Manx politician (1936–2022)

John David Qualtrough Cannan (24 August, 1936 – 2022) was the Member of the House of Keys for Michael and Chairman of the Isle of Man Water Authority. He was the son of former Chaplain of the House of Keys, Rev Canon Charles Cannan. He was educated at King William's College and was a businessman in the tea and rubber industry before going into politics. In the 1970s he was a Conservative Party councillor in England before returning to the Isle of Man and becoming the Michael MHK in 1982. He was elected Speaker of the House of Keys in 2000, and remained as such until the 2001 General Election.
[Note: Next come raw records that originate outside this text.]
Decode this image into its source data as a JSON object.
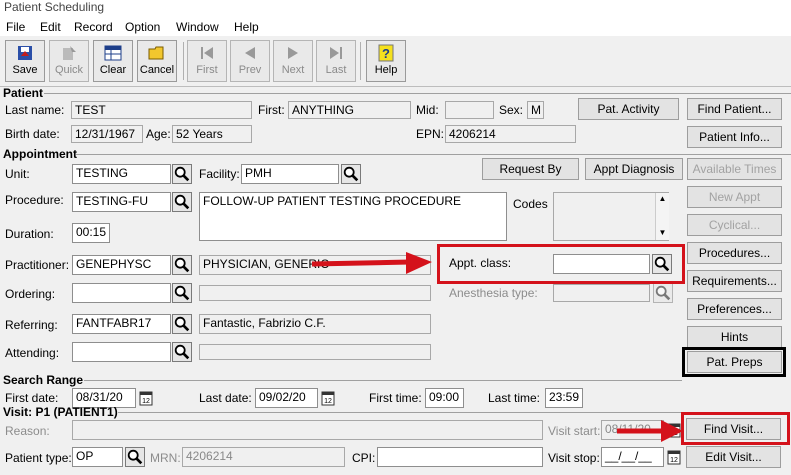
{
  "window": {
    "title": "Patient Scheduling"
  },
  "menu": [
    "File",
    "Edit",
    "Record",
    "Option",
    "Window",
    "Help"
  ],
  "toolbar": {
    "save": "Save",
    "quick": "Quick",
    "clear": "Clear",
    "cancel": "Cancel",
    "first": "First",
    "prev": "Prev",
    "next": "Next",
    "last": "Last",
    "help": "Help"
  },
  "patient": {
    "section": "Patient",
    "last_name_label": "Last name:",
    "last_name": "TEST",
    "first_label": "First:",
    "first": "ANYTHING",
    "mid_label": "Mid:",
    "mid": "",
    "sex_label": "Sex:",
    "sex": "M",
    "pat_activity_button": "Pat. Activity",
    "find_patient_button": "Find Patient...",
    "birth_date_label": "Birth date:",
    "birth_date": "12/31/1967",
    "age_label": "Age:",
    "age": "52 Years",
    "epn_label": "EPN:",
    "epn": "4206214",
    "patient_info_button": "Patient Info..."
  },
  "appointment": {
    "section": "Appointment",
    "unit_label": "Unit:",
    "unit": "TESTING",
    "facility_label": "Facility:",
    "facility": "PMH",
    "request_by_button": "Request By",
    "appt_diagnosis_button": "Appt Diagnosis",
    "available_times_button": "Available Times",
    "procedure_label": "Procedure:",
    "procedure": "TESTING-FU",
    "procedure_desc": "FOLLOW-UP PATIENT TESTING PROCEDURE",
    "codes_label": "Codes",
    "new_appt_button": "New Appt",
    "duration_label": "Duration:",
    "duration": "00:15",
    "cyclical_button": "Cyclical...",
    "practitioner_label": "Practitioner:",
    "practitioner": "GENEPHYSC",
    "practitioner_name": "PHYSICIAN, GENERIC",
    "appt_class_label": "Appt. class:",
    "appt_class": "",
    "procedures_button": "Procedures...",
    "ordering_label": "Ordering:",
    "ordering": "",
    "anesthesia_label": "Anesthesia type:",
    "anesthesia": "",
    "requirements_button": "Requirements...",
    "referring_label": "Referring:",
    "referring": "FANTFABR17",
    "referring_name": "Fantastic, Fabrizio C.F.",
    "preferences_button": "Preferences...",
    "hints_button": "Hints",
    "attending_label": "Attending:",
    "attending": "",
    "pat_preps_button": "Pat. Preps"
  },
  "search_range": {
    "section": "Search Range",
    "first_date_label": "First date:",
    "first_date": "08/31/20",
    "last_date_label": "Last date:",
    "last_date": "09/02/20",
    "first_time_label": "First time:",
    "first_time": "09:00",
    "last_time_label": "Last time:",
    "last_time": "23:59"
  },
  "visit": {
    "section": "Visit: P1 (PATIENT1)",
    "reason_label": "Reason:",
    "reason": "",
    "visit_start_label": "Visit start:",
    "visit_start": "08/11/20",
    "find_visit_button": "Find Visit...",
    "patient_type_label": "Patient type:",
    "patient_type": "OP",
    "mrn_label": "MRN:",
    "mrn": "4206214",
    "cpi_label": "CPI:",
    "cpi": "",
    "visit_stop_label": "Visit stop:",
    "visit_stop": "__/__/__",
    "edit_visit_button": "Edit Visit..."
  },
  "colors": {
    "annotation_red": "#d4121b",
    "window_bg": "#f0f0f0"
  }
}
He retired from the House of Keys at the 2011 General Election.

In 2006 he stood for Chief Minister of the Isle of Man, and then Speaker, but was unsuccessful in both.

Cannan was known to be a supporter of the British Crown in general and was against the move to rename the Lieutenant Governor to Crown Commissioner.

In 2021 Cannan’s son Alfred Cannan was elected as Chief Minister of the Isle of Man. David Cannan's death was announced on 1 August 2022.

==Governmental positions==

- Minister of the Treasury, 1986–89
- Chairman of the Financial Supervision Commission, 1987–89
- Chairman of Isle of Man Water and Sewerage Authority, 2007–?